Still, there are plenty of other reasons a person may want to decline being named power of attorney.
Here’s an example: One of David’s clients came to her office feeling guilty and overwhelmed. Years earlier, her mom named the daughter, who was single at the time, as power of attorney. After her mom became incapacitated due to a stroke, the weight of the daughter’s new responsibility was more than she could carry.
“She’s a loving, caring daughter who takes her mother’s needs seriously and feels responsible about honoring her mother’s request,” says David. “However, her present responsibilities don’t allow her to properly serve as her mother’s POA.”
Fortunately, Mom had named her other two children as “successor” agents in case the daughter couldn’t fulfill the duty. At the time, the brother was in a better place in his life and had time to take over the POA role.

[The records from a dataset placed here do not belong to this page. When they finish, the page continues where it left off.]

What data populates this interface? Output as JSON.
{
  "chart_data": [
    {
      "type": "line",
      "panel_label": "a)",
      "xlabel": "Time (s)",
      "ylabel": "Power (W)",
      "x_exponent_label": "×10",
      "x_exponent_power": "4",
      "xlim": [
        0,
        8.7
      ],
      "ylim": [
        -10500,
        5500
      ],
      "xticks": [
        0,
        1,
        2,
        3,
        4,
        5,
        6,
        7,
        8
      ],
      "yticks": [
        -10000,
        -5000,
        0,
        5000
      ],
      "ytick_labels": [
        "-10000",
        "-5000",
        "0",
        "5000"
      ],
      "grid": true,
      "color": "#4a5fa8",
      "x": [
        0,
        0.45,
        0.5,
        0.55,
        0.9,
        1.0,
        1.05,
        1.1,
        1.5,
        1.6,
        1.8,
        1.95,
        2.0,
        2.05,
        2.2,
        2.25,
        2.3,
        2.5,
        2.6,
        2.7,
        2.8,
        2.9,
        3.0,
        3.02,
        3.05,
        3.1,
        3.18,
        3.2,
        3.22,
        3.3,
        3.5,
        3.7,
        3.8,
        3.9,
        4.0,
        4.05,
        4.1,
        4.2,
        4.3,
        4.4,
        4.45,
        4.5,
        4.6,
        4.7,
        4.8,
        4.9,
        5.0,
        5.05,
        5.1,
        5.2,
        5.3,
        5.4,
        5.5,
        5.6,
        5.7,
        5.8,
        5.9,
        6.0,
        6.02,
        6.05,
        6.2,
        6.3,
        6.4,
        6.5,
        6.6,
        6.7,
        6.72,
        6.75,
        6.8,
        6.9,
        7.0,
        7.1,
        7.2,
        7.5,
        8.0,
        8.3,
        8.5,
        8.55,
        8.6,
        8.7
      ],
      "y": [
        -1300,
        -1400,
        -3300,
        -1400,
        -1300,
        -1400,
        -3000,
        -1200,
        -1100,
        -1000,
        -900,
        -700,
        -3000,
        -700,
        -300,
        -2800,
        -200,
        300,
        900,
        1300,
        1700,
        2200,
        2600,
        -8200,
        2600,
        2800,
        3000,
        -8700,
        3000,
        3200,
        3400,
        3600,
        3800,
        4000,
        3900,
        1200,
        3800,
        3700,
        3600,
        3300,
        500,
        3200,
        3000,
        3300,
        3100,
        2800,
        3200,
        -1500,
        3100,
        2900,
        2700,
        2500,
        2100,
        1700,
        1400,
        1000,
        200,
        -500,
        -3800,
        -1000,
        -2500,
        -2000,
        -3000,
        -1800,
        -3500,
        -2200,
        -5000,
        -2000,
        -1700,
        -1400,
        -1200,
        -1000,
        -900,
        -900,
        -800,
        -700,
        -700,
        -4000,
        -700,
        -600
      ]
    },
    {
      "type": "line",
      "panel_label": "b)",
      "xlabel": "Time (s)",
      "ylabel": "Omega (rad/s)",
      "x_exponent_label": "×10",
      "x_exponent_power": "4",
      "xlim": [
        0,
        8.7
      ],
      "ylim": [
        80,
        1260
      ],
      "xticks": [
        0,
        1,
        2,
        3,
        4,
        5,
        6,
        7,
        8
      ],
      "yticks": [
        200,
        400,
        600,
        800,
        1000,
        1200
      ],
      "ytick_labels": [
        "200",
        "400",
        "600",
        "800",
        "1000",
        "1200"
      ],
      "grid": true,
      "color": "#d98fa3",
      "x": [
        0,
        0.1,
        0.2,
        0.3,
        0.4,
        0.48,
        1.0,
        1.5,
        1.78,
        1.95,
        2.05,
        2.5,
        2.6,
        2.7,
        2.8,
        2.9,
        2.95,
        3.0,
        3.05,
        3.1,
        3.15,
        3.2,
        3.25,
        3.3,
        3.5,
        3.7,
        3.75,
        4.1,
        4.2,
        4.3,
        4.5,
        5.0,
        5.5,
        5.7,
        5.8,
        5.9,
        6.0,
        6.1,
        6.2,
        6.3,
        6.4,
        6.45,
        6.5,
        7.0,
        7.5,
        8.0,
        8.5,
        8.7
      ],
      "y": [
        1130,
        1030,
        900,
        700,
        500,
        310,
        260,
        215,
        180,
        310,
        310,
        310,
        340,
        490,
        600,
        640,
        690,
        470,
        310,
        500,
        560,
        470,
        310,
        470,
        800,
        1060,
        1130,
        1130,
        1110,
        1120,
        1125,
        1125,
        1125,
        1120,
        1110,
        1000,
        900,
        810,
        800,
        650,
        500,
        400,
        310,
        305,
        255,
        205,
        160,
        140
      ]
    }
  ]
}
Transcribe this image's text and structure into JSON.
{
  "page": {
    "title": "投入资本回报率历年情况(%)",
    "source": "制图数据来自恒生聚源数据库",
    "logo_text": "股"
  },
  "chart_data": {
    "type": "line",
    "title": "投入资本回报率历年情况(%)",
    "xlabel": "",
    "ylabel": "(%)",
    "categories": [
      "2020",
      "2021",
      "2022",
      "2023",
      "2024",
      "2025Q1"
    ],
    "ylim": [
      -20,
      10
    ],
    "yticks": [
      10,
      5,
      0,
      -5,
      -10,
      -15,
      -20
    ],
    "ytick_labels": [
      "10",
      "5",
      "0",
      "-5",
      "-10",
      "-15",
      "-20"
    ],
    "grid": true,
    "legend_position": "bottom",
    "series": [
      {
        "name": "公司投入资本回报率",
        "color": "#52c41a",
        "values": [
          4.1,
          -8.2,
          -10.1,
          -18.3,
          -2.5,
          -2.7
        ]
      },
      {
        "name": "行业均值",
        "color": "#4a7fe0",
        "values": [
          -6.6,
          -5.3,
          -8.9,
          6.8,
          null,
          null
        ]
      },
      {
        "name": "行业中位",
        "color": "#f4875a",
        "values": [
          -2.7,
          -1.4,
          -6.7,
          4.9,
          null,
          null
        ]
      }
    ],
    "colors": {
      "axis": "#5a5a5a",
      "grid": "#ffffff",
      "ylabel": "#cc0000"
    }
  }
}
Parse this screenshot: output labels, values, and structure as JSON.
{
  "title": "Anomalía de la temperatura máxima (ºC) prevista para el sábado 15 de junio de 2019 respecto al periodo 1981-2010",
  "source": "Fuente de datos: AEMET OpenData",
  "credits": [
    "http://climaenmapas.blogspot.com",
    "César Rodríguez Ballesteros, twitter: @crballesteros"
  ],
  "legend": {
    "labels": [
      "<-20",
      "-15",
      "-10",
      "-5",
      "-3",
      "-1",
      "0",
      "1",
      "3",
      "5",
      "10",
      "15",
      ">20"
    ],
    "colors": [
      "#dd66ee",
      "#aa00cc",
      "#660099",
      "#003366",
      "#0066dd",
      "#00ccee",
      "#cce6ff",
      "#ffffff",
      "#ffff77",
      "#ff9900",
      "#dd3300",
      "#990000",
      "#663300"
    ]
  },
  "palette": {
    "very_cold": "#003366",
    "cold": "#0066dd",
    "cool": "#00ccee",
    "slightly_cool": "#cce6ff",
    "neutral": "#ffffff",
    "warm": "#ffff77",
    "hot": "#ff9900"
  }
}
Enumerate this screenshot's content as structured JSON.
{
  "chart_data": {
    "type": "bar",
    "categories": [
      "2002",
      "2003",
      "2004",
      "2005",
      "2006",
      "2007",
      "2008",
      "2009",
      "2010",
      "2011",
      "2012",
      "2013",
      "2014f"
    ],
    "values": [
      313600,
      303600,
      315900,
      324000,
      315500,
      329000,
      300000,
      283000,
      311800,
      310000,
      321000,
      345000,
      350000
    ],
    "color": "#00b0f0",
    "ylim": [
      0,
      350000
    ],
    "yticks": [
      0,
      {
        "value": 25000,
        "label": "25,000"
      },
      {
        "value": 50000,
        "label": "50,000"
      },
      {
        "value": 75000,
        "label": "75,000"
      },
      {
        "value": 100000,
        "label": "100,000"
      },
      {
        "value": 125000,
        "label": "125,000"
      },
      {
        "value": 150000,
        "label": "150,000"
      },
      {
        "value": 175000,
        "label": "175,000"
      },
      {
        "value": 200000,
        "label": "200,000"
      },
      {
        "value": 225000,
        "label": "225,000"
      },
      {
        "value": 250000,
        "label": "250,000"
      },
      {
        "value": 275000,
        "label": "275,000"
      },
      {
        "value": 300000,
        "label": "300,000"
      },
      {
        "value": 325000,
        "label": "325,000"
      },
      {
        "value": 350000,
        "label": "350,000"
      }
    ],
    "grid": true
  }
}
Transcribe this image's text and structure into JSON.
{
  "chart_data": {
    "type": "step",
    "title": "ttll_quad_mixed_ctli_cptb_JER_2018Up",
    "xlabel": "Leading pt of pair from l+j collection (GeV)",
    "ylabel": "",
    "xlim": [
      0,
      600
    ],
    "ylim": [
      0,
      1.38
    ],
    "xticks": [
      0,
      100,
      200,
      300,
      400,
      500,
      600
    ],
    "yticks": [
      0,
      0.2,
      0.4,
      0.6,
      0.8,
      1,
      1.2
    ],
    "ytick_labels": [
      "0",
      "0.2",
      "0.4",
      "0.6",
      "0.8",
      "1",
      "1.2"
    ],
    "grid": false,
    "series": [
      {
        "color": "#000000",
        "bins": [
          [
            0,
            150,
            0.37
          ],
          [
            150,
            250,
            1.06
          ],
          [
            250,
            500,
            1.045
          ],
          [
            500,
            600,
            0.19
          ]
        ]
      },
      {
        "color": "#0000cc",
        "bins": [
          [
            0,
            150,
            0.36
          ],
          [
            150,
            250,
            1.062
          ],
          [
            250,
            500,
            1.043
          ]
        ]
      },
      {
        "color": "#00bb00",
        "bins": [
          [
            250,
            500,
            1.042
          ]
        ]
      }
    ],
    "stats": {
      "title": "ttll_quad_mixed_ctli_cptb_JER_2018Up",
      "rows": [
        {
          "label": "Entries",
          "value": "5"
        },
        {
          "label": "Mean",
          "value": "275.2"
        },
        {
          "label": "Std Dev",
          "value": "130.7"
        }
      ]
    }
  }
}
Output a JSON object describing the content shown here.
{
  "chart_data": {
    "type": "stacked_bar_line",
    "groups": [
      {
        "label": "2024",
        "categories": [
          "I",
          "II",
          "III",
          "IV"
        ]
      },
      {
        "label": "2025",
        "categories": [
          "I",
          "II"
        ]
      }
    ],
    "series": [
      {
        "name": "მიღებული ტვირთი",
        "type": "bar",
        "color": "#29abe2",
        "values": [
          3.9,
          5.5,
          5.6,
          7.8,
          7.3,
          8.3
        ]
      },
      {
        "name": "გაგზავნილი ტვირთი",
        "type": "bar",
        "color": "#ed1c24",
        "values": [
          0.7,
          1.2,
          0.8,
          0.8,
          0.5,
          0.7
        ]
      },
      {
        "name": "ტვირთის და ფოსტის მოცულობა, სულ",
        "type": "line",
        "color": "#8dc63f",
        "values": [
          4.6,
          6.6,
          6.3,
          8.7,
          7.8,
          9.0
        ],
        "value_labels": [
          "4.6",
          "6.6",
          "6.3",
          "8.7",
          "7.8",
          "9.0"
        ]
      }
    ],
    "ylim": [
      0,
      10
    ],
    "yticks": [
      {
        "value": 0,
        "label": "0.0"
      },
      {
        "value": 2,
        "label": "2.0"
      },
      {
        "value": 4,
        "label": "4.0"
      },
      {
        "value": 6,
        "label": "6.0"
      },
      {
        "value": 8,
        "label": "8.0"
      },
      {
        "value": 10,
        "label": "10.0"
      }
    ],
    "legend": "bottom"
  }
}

The daughter renounced her position,and everyone left David’s office feeling better.
“While she felt incredibly guilty about not taking this job, I let her know that based on what’s going on in her life, adding a task of this magnitude wasn’t practical,” says David. “It’s very likely that if her mother could weigh in, she would have been the first to relieve her daughter of this task.”
Saying “No” to Power of Attorney
There are many situations where taking on the POA responsibility is not ideal.
For example, a dad may appoint his son who lives out of town, but that son may think his sister, who lives near dad, is a better choice. However, the sister may work 60 hours a week and doesn’t have the time that acting as POA requires. Or, mom wants you to be her financial POA, but you’ve got a long history of money missteps and overdue payments.
Ross recommends asking yourself the following three questions when considering whether to commit to being someone’s power of attorney:
- Are you able to drop everything, perhaps for weeks or months, and make crisis medical decisions?
- Do you have the emotional fortitude to make tough, life-and-death decisions?
- How is your family dynamic? Do you have a brother who is quick to anger or a sister who could be suspicious of your motives when it comes to medical or financial decisions?
If you’re not up to the task, and the person who appointed, or plans to name, you as POA is still capable, it’s best to talk directly with that person about your trepidation, says Ross.
“Be honest and let them know that if something happened to that person today, you’re not in a position to do this,” says Ross.
Hopefully, your loved one’s power of attorney was — or will be — drafted with alternates in case the designated agent can’t serve. “I usually tell people to have as many alternates as people that you trust implicitly,” says Ross.
The possibility of a POA not being able to serve is “highly likely,” says David. “That’s why attorneys typically name numerous successor agents. We intentionally build such alternates into a POA to cover the inability, or inevitability, that someone may not be able to serve.”
If you don’t want the POA responsibility, and no one else wants to commit, you might suggest setting up an agency arrangement with a bank. In that situation, the financial institution will take on basic bill paying and some financial matters when a person becomes incapacitated.
Your loved one can also set up a revocable trust and name the bank that person does business with as a successor trustee. An attorney can even set up the POA so a designated adult child can fire the bank in case of incompetence or other problems, says Ross.
If you really don’t want to be power of attorney, you need to be honest with your loved one or friend. In the end, everyone will be better off.
“Tell that person: ‘I’m concerned about you enough to tell you that I’m not the right person,'” says Ross.